Psalms 10:1 Why do you stand so far away, O Lord, hiding yourself in troubling times?

This is the question that has haunted me for a while. Not all day every day, for there are certainly times when love, joy, and peace shine through, as I noted in a recent post. But those moments only make the next wave of conflict, sin, and error all the more painful. Why, O Lord?! Why, among the glimpses of the beauty of what life will be like when Your reign bursts forth in its fullness, is there so much barren wasteland of sorrow and sin, oppression and injustice? God, why don’t You right more wrongs? Why don’t You correct more error? Why do You allow oppression? And most of all, why do You allow oppression in Your name?

These are demoralizing questions. But these are real questions. It comforts me to know the Psalmist asked the same questions all those years ago. And it comforts me even more to know that God Himself preserved those questions in His sacred Word for our instruction and encouragement today. When I am demoralized by these questions in my heart, I engage in the kind of frank conversation with God that the Psalmist models in Psalms 10. I am thankful again that God preserved the totality of that conversation and never rebukes the Psalmist for engaging God so bluntly. My conversation with God usually boils down to the defeated question – how do I keep going on when YOU seem so silent? How do I move forward in faith when You, the one who is the source of that faith, seems in hiding? How do I endure when You seem to have left the game altogether? I don’t want to live lukewarmly in a sea of disillusionment. But why should I do anything else when You seem to have walked away? Really, God, why do You expect anything else from me?

BECAUSE I AM WORTHY.

That’s the answer the Spirit whispers in my heart over and over again. Why do I endure when I can’t find God? Because He is worthy. Why do I put one foot in front of the other when I feel like sitting down in defiance and giving it all up? Because He is worthy. I can’t muster up the naïve enthusiasm that used to characterize my ministry efforts when I was younger, but neither can I give myself to the disillusionment and cynicism that threatens me. Because He is worthy.

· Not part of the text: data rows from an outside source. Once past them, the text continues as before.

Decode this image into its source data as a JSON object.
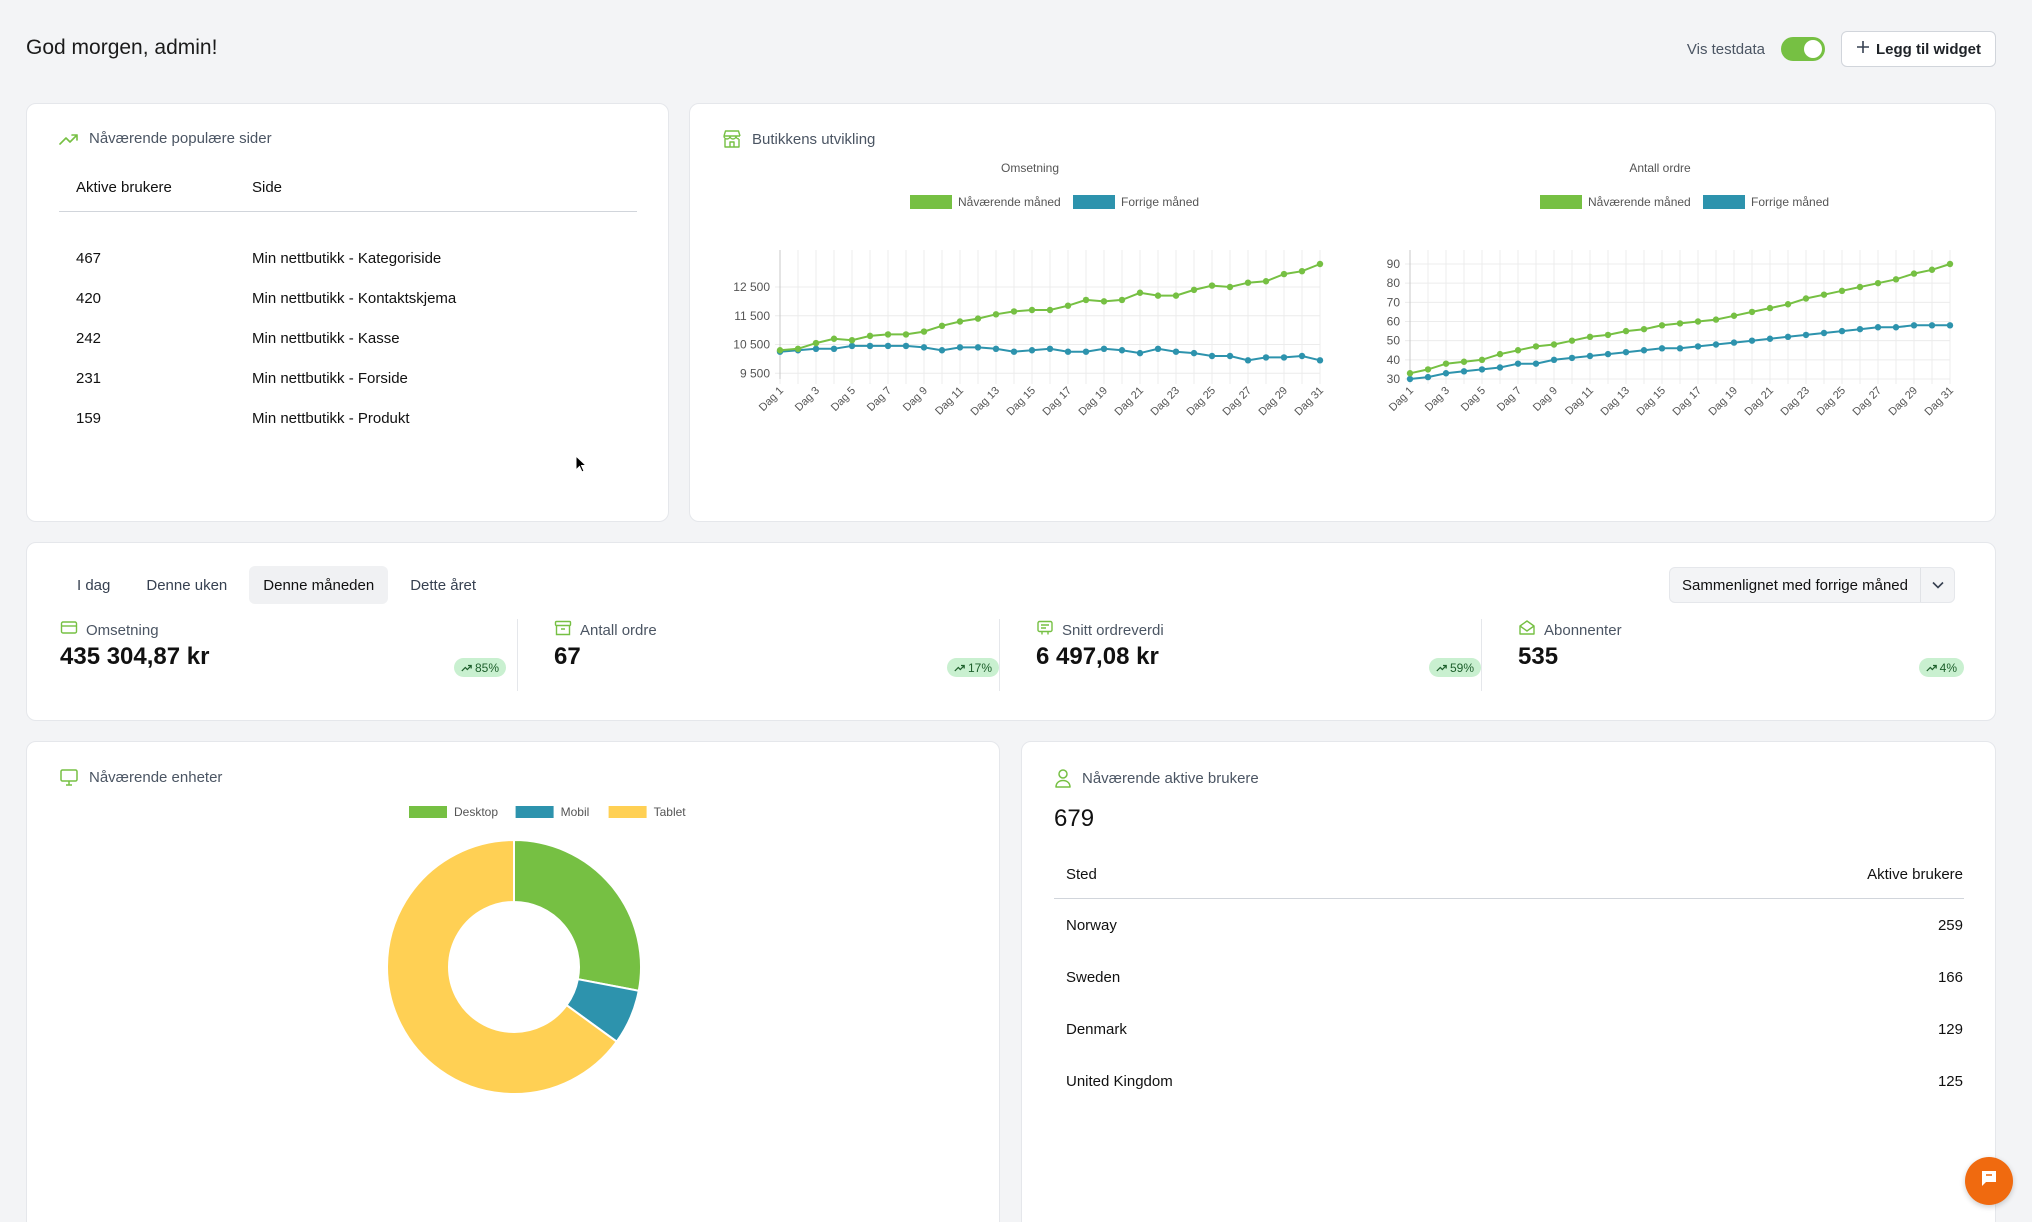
{
  "header": {
    "greeting": "God morgen, admin!",
    "testdata_label": "Vis testdata",
    "testdata_on": true,
    "add_widget_label": "Legg til widget"
  },
  "popular_pages": {
    "title": "Nåværende populære sider",
    "columns": [
      "Aktive brukere",
      "Side"
    ],
    "rows": [
      {
        "users": "467",
        "page": "Min nettbutikk - Kategoriside"
      },
      {
        "users": "420",
        "page": "Min nettbutikk - Kontaktskjema"
      },
      {
        "users": "242",
        "page": "Min nettbutikk - Kasse"
      },
      {
        "users": "231",
        "page": "Min nettbutikk - Forside"
      },
      {
        "users": "159",
        "page": "Min nettbutikk - Produkt"
      }
    ]
  },
  "store_dev": {
    "title": "Butikkens utvikling"
  },
  "stats": {
    "tabs": [
      {
        "label": "I dag",
        "active": false
      },
      {
        "label": "Denne uken",
        "active": false
      },
      {
        "label": "Denne måneden",
        "active": true
      },
      {
        "label": "Dette året",
        "active": false
      }
    ],
    "compare_label": "Sammenlignet med forrige måned",
    "kpis": [
      {
        "label": "Omsetning",
        "value": "435 304,87 kr",
        "badge": "85%",
        "icon": "credit-card-icon"
      },
      {
        "label": "Antall ordre",
        "value": "67",
        "badge": "17%",
        "icon": "archive-box-icon"
      },
      {
        "label": "Snitt ordreverdi",
        "value": "6 497,08 kr",
        "badge": "59%",
        "icon": "receipt-icon"
      },
      {
        "label": "Abonnenter",
        "value": "535",
        "badge": "4%",
        "icon": "envelope-open-icon"
      }
    ]
  },
  "devices": {
    "title": "Nåværende enheter"
  },
  "active_users": {
    "title": "Nåværende aktive brukere",
    "total": "679",
    "columns": [
      "Sted",
      "Aktive brukere"
    ],
    "rows": [
      {
        "place": "Norway",
        "users": "259"
      },
      {
        "place": "Sweden",
        "users": "166"
      },
      {
        "place": "Denmark",
        "users": "129"
      },
      {
        "place": "United Kingdom",
        "users": "125"
      }
    ]
  },
  "colors": {
    "green": "#76c043",
    "blue": "#2d93ad",
    "yellow": "#ffd054",
    "chat": "#f06a0f"
  },
  "chart_data": [
    {
      "type": "line",
      "title": "Omsetning",
      "x": [
        "Dag 1",
        "Dag 2",
        "Dag 3",
        "Dag 4",
        "Dag 5",
        "Dag 6",
        "Dag 7",
        "Dag 8",
        "Dag 9",
        "Dag 10",
        "Dag 11",
        "Dag 12",
        "Dag 13",
        "Dag 14",
        "Dag 15",
        "Dag 16",
        "Dag 17",
        "Dag 18",
        "Dag 19",
        "Dag 20",
        "Dag 21",
        "Dag 22",
        "Dag 23",
        "Dag 24",
        "Dag 25",
        "Dag 26",
        "Dag 27",
        "Dag 28",
        "Dag 29",
        "Dag 30",
        "Dag 31"
      ],
      "x_tick_labels": [
        "Dag 1",
        "Dag 3",
        "Dag 5",
        "Dag 7",
        "Dag 9",
        "Dag 11",
        "Dag 13",
        "Dag 15",
        "Dag 17",
        "Dag 19",
        "Dag 21",
        "Dag 23",
        "Dag 25",
        "Dag 27",
        "Dag 29",
        "Dag 31"
      ],
      "y_ticks": [
        9500,
        10500,
        11500,
        12500
      ],
      "y_tick_labels": [
        "9 500",
        "10 500",
        "11 500",
        "12 500"
      ],
      "ylim": [
        9300,
        13300
      ],
      "series": [
        {
          "name": "Nåværende måned",
          "color": "#76c043",
          "values": [
            10300,
            10350,
            10550,
            10700,
            10650,
            10800,
            10850,
            10850,
            10950,
            11150,
            11300,
            11400,
            11550,
            11650,
            11700,
            11700,
            11850,
            12050,
            12000,
            12050,
            12300,
            12200,
            12200,
            12400,
            12550,
            12500,
            12650,
            12700,
            12950,
            13050,
            13300
          ]
        },
        {
          "name": "Forrige måned",
          "color": "#2d93ad",
          "values": [
            10250,
            10300,
            10350,
            10350,
            10450,
            10450,
            10450,
            10450,
            10400,
            10300,
            10400,
            10400,
            10350,
            10250,
            10300,
            10350,
            10250,
            10250,
            10350,
            10300,
            10200,
            10350,
            10250,
            10200,
            10100,
            10100,
            9950,
            10050,
            10050,
            10100,
            9950
          ]
        }
      ],
      "legend": "top"
    },
    {
      "type": "line",
      "title": "Antall ordre",
      "x": [
        "Dag 1",
        "Dag 2",
        "Dag 3",
        "Dag 4",
        "Dag 5",
        "Dag 6",
        "Dag 7",
        "Dag 8",
        "Dag 9",
        "Dag 10",
        "Dag 11",
        "Dag 12",
        "Dag 13",
        "Dag 14",
        "Dag 15",
        "Dag 16",
        "Dag 17",
        "Dag 18",
        "Dag 19",
        "Dag 20",
        "Dag 21",
        "Dag 22",
        "Dag 23",
        "Dag 24",
        "Dag 25",
        "Dag 26",
        "Dag 27",
        "Dag 28",
        "Dag 29",
        "Dag 30",
        "Dag 31"
      ],
      "x_tick_labels": [
        "Dag 1",
        "Dag 3",
        "Dag 5",
        "Dag 7",
        "Dag 9",
        "Dag 11",
        "Dag 13",
        "Dag 15",
        "Dag 17",
        "Dag 19",
        "Dag 21",
        "Dag 23",
        "Dag 25",
        "Dag 27",
        "Dag 29",
        "Dag 31"
      ],
      "y_ticks": [
        30,
        40,
        50,
        60,
        70,
        80,
        90
      ],
      "ylim": [
        30,
        90
      ],
      "series": [
        {
          "name": "Nåværende måned",
          "color": "#76c043",
          "values": [
            33,
            35,
            38,
            39,
            40,
            43,
            45,
            47,
            48,
            50,
            52,
            53,
            55,
            56,
            58,
            59,
            60,
            61,
            63,
            65,
            67,
            69,
            72,
            74,
            76,
            78,
            80,
            82,
            85,
            87,
            90
          ]
        },
        {
          "name": "Forrige måned",
          "color": "#2d93ad",
          "values": [
            30,
            31,
            33,
            34,
            35,
            36,
            38,
            38,
            40,
            41,
            42,
            43,
            44,
            45,
            46,
            46,
            47,
            48,
            49,
            50,
            51,
            52,
            53,
            54,
            55,
            56,
            57,
            57,
            58,
            58,
            58
          ]
        }
      ],
      "legend": "top"
    },
    {
      "type": "pie",
      "subtype": "doughnut",
      "labels": [
        "Desktop",
        "Mobil",
        "Tablet"
      ],
      "values": [
        28,
        7,
        65
      ],
      "colors": [
        "#76c043",
        "#2d93ad",
        "#ffd054"
      ],
      "legend": "top"
    }
  ]
}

I talked about this when I was thinking through God’s counterintuitive words of comfort to Job. God is God, and He is worthy. At first, that answer may sound trite. Yet it is the least trite answer of all. It sounds simplistic, yet it’s the only answer with the kind of deep profound resonance that I desperately need in those moments.

Yes, You are worthy. You are worthy of more than cynicism and disillusionment. You are worthy of more than lukewarm attempts at the bare minimum of the Christian faith. Even if You hide for the rest of my life, never allowing me again in this life to see Your dramatic movement, You are worthy.

I long for more in this life, yet God is worthy of my endurance through much less. It’s the grandeur and glory of His face that gives me perspective when His hands seem silent in my life. I worship His head, not His hands, His essence, not His gifts. He is good not because He does good things to me, but because in the core essence of who He is when He is completely still and silent, He is so very good. The good gifts He gives us when He moves don’t begin to compare to how incredible He is just standing still.